Um jardim, um parque infantil, um cinema ao ar livre ou simplesmente um atalho ajardinado para a Rua Álvares Cabral. Estas são algumas das sugestões de Laura para o que poderia ser oferecido, se se abrissem as portas nesta fase intermédia que a antiga Companhia Aurifícia vive. O imóvel do século XIX, cujas instalações vão, precisamente, da Rua dos Bragas à Álvares Cabral, foi colocado à venda pelos proprietários em 2013 — e é a esse ano que remontam as últimas notícias.

“Jardim” e “espaço verde” são, aliás, palavras que se repetem vezes sem conta neste mural de expectativas. Também não falta quem peça centros culturais, museus, cinemas e espaços de lazer. E, apesar de não estar nas suas mãos decidir o futuro do espaço, o colectivo acredita que as visões dos portuenses podem e devem ser ouvidas pelos proprietários.

Oito amigos da faculdade

Na sua maioria, o atelier oitoo é formado por amigos que se conheceram na universidade. Estudaram na Faculdade de Arquitectura da Universidade do Porto e partiram depois em direcções diferentes, calcorreando cidades como Londres, Basileia, Milão, Mendrisio e Pequim. Foram à procura de oportunidades que não existiam em Portugal — um país de “realidade difícil” para os jovens recém-licenciados na área — e lá ficaram durante vários anos.

Isto até João Machado ter escrito uma carta aos colegas com a ideia para um novo projecto: um escritório de arquitectos com a função de observatório, dedicada à discussão e realização de acções em volta de lotes e edifícios subaproveitados ou esquecidos. O desejo de fazer algo para lá do papel clássico do arquitecto e a vontade de regressar a casa surtiu efeito. E, em Setembro, abriram portas.

Durante um ano e meio, a equipa mapeou os diversos espaços desocupados da cidade. Para o projecto, escolheram quatro: para lá da intervenção na Rua dos Bragas, a iniciativa pretendia ter ido na última sexta-feira à Rua Álvaro Castelões, mas teve de cancelar a iniciativa por causa do mau tempo, à Rua de Cedofeita (16 de Março) e à Rua da Constituição (23 de Março), sempre entre o meio-dia e as 18h.
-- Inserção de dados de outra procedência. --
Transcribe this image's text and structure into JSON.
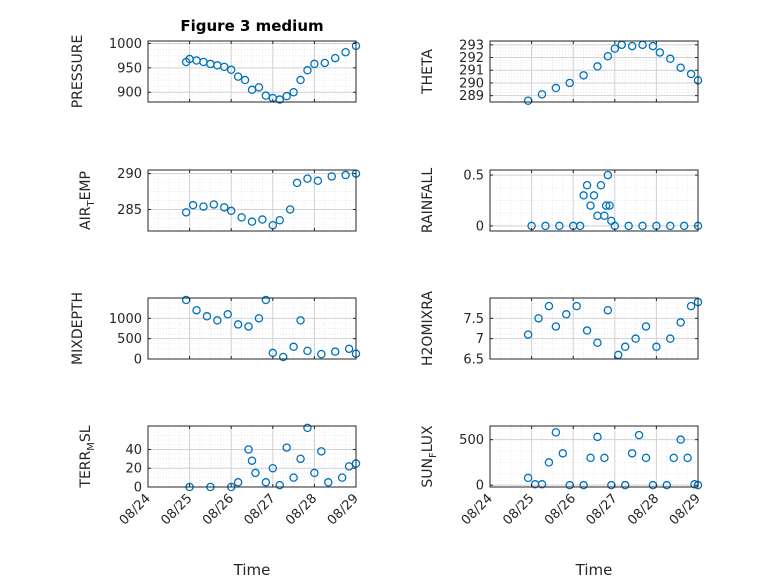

E, mesmo depois de Março, estas pequenas caixas de opinião podem voltar a aparecer por aí, sem lá estarem os arquitectos de canetas na mão. Aplicar os autocolantes de uma só vez e deixar que as pessoas escrevam livremente é uma das ideias do colectivo, remata Laura: “A artista que nos inspirou colava os autocolantes em banda e deixava uma caneta pendurada na parede. E as pessoas que por lá iam passando reparavam que havia ali uma oportunidade, uma coisa devoluta que podia servir à cidade. Nós agora estamos nesta acção. Mas a ideia é que o debate continue para lá disto.”